Monday, November 13, 2017

UCLH robots help stroke patients regain upper limb movement

You will have to compare it to other upper limb robotics. Your hospital will do nothing, they never have before and won't start now.  So followup research will be needed that will never occur unless YOU fund the researchers.
http://www.csp.org.uk/news/2017/11/13/uclh-robots-help-stroke-patients-regain-upper-limb-movement
 
Staff at UCLH’s stroke rehabilitation unit have become the first in the NHS to use robotic devices in conjunction with more traditional therapies to help patients regain arm and hand movement.
Robotic stroke rehab
An occupational therapist supervises a patient as they use the robotic device. Photo ©UCLH 
The robots, which help patients practise exercises to build up strength and dexterity, can be supervised by a physiotherapy assistant and were introduced as part of UCLH’s intensive three-week upper limb neuro rehabilitation programme.

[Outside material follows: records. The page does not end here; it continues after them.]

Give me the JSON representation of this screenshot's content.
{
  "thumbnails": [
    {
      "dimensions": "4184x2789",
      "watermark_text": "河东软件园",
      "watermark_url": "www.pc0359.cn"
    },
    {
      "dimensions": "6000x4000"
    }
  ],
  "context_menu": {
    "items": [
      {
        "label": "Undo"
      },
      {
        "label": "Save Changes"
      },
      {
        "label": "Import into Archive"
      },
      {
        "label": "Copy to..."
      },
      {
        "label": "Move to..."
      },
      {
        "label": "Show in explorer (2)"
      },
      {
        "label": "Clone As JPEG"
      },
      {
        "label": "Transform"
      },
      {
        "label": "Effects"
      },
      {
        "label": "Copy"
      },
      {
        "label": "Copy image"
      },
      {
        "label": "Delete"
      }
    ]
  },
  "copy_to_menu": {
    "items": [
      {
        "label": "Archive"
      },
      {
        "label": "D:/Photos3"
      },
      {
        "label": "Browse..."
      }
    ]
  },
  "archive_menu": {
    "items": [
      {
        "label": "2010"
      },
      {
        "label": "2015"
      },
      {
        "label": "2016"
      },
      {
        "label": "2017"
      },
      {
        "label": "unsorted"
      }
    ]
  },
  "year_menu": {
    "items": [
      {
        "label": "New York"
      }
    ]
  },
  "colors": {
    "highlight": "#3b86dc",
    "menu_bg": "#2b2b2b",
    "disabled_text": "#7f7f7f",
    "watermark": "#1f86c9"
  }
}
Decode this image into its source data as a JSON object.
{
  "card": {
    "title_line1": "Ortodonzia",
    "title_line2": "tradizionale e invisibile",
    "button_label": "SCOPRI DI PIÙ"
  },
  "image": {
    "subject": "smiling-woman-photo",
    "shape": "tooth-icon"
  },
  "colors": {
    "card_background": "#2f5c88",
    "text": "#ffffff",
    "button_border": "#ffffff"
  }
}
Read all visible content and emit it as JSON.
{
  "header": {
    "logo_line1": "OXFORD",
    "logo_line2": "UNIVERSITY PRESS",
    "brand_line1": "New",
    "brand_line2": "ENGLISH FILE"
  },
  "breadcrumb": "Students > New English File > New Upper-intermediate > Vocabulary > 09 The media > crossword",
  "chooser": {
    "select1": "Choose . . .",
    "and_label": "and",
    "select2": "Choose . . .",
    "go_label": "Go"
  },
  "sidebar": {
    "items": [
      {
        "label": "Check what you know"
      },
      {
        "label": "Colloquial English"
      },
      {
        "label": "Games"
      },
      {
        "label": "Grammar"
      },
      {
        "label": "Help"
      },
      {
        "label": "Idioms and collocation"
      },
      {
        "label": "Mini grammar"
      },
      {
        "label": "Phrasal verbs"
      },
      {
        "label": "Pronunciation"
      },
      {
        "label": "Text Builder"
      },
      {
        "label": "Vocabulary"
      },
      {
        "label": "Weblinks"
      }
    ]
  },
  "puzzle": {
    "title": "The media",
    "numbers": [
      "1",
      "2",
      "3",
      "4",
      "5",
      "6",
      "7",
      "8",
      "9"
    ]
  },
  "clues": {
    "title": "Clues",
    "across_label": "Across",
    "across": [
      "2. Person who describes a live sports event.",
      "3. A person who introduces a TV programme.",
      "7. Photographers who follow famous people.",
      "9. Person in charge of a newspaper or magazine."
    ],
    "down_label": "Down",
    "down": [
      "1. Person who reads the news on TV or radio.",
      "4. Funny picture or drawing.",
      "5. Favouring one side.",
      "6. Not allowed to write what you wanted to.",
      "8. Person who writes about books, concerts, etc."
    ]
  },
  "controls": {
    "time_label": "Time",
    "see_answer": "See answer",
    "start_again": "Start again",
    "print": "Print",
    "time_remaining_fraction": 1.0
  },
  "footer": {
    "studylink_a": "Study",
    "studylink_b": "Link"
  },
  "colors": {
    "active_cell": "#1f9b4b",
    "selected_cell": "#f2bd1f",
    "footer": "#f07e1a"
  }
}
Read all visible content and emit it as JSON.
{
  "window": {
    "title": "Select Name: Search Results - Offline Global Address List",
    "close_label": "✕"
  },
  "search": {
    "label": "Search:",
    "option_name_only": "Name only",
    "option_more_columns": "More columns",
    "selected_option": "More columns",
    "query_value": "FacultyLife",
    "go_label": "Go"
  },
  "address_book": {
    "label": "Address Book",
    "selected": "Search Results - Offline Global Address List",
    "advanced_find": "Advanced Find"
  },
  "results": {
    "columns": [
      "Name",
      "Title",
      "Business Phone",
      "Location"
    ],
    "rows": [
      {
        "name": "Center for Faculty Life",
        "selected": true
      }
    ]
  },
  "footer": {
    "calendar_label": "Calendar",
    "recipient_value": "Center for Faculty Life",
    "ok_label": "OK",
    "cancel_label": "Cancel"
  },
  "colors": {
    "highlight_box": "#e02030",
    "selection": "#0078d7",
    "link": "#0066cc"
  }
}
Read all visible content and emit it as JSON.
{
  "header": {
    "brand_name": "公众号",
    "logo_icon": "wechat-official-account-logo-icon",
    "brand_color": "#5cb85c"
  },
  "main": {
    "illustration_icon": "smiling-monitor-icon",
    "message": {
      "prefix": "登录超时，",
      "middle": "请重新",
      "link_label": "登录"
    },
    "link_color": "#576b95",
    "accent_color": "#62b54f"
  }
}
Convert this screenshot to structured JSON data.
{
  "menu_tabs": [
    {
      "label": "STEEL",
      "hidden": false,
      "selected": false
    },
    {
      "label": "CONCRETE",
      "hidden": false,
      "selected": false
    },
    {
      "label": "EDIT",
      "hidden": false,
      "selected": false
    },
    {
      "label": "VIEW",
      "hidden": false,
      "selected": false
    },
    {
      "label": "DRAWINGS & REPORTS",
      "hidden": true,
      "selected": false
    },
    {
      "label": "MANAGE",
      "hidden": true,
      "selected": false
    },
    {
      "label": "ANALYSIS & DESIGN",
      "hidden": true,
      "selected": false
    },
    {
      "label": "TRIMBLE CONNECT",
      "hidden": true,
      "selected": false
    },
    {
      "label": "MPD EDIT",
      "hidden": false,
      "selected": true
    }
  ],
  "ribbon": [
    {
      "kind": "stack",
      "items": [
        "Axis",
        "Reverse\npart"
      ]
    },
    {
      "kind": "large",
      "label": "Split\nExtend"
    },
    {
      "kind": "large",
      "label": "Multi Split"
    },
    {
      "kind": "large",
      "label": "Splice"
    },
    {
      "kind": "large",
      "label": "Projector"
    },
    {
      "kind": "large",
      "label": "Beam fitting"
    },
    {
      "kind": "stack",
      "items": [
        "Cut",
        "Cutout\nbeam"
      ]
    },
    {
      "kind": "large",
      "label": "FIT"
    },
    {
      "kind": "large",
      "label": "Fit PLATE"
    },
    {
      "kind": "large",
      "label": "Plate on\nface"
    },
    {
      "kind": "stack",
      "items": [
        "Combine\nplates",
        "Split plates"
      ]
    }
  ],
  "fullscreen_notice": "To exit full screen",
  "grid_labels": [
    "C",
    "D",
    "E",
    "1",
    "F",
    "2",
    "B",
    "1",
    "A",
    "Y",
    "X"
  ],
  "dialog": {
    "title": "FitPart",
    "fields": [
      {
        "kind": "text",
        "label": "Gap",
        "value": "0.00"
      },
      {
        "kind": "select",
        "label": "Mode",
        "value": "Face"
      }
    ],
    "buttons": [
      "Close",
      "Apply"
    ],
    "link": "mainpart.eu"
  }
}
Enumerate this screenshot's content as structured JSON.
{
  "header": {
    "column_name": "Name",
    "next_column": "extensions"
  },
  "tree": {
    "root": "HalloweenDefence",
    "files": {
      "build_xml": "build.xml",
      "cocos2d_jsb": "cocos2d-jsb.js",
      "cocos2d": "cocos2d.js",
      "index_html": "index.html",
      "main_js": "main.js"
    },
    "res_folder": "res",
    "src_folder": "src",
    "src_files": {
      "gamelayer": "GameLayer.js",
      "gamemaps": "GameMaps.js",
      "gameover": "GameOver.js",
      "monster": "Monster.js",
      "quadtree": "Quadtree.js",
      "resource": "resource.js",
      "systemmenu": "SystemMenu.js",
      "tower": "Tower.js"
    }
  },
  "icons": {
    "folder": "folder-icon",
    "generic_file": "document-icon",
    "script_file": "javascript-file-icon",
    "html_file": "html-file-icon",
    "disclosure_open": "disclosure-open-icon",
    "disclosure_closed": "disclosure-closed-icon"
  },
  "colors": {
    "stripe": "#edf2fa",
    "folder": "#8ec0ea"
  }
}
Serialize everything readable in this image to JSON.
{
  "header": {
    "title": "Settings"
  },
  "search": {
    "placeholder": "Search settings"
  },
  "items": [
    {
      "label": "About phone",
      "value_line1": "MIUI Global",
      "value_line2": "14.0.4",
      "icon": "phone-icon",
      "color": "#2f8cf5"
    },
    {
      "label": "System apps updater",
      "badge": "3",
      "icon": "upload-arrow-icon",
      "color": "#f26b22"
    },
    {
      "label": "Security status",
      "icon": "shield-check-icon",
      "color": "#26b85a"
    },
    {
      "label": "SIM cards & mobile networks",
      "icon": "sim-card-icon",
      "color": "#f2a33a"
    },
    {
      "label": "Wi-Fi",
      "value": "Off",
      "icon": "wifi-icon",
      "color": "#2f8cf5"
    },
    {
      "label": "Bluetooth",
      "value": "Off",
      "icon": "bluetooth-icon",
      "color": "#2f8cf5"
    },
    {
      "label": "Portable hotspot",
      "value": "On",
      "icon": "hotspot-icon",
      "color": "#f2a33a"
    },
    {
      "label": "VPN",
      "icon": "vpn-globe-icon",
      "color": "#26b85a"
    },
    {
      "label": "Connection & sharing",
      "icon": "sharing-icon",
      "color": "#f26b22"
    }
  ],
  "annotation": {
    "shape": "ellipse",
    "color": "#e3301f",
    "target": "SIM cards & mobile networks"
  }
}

The unit’s consultant neurologist Nick Ward explained that most rehabilitation focused on walking and balance rather than arm and hand movement. This programme, set up four years ago, was a response to that.
The patients, most of whom will have suffered a stroke more than a year ago, attend every day for three weeks, receiving 90 hours’ intensive therapy. Over 200 patients have now been through the programme and over half have shown significant gains in movement.
‘These people have been told there’s no longer any change possible but this programme shows quite clearly that we have written these people off too early,’ said Dr Ward.
The devices – the Armeo Spring rehabilitation robot and four smaller pieces of equipment made by Tyromotion – help patients carry out repetitive exercises while keeping them motivated and interested, said consultant physio (rehab and stroke) Fran Brander.
But she stressed they were always part of an individual programme devised and overseen by a qualified therapist. ‘It enhances what we have been working on and gives the patient more intensity. But we don’t believe technology is the be all and end all – it just adds another tool in the toolbox.’ The unit’s skill mix hadn’t changed as a result of introducing the robots.
Technology is no threat
‘Therapists shouldn’t see them as a threat and, to be honest, they’re so expensive most NHS departments can’t afford them anyway. If I were a boss I’d rather pay for a therapist than a robot because you’re going to have better outcomes.’
The Armeo Spring and Tyromotion robot devices cost £170,000 in total and were funded by the UCLH’s charity arm.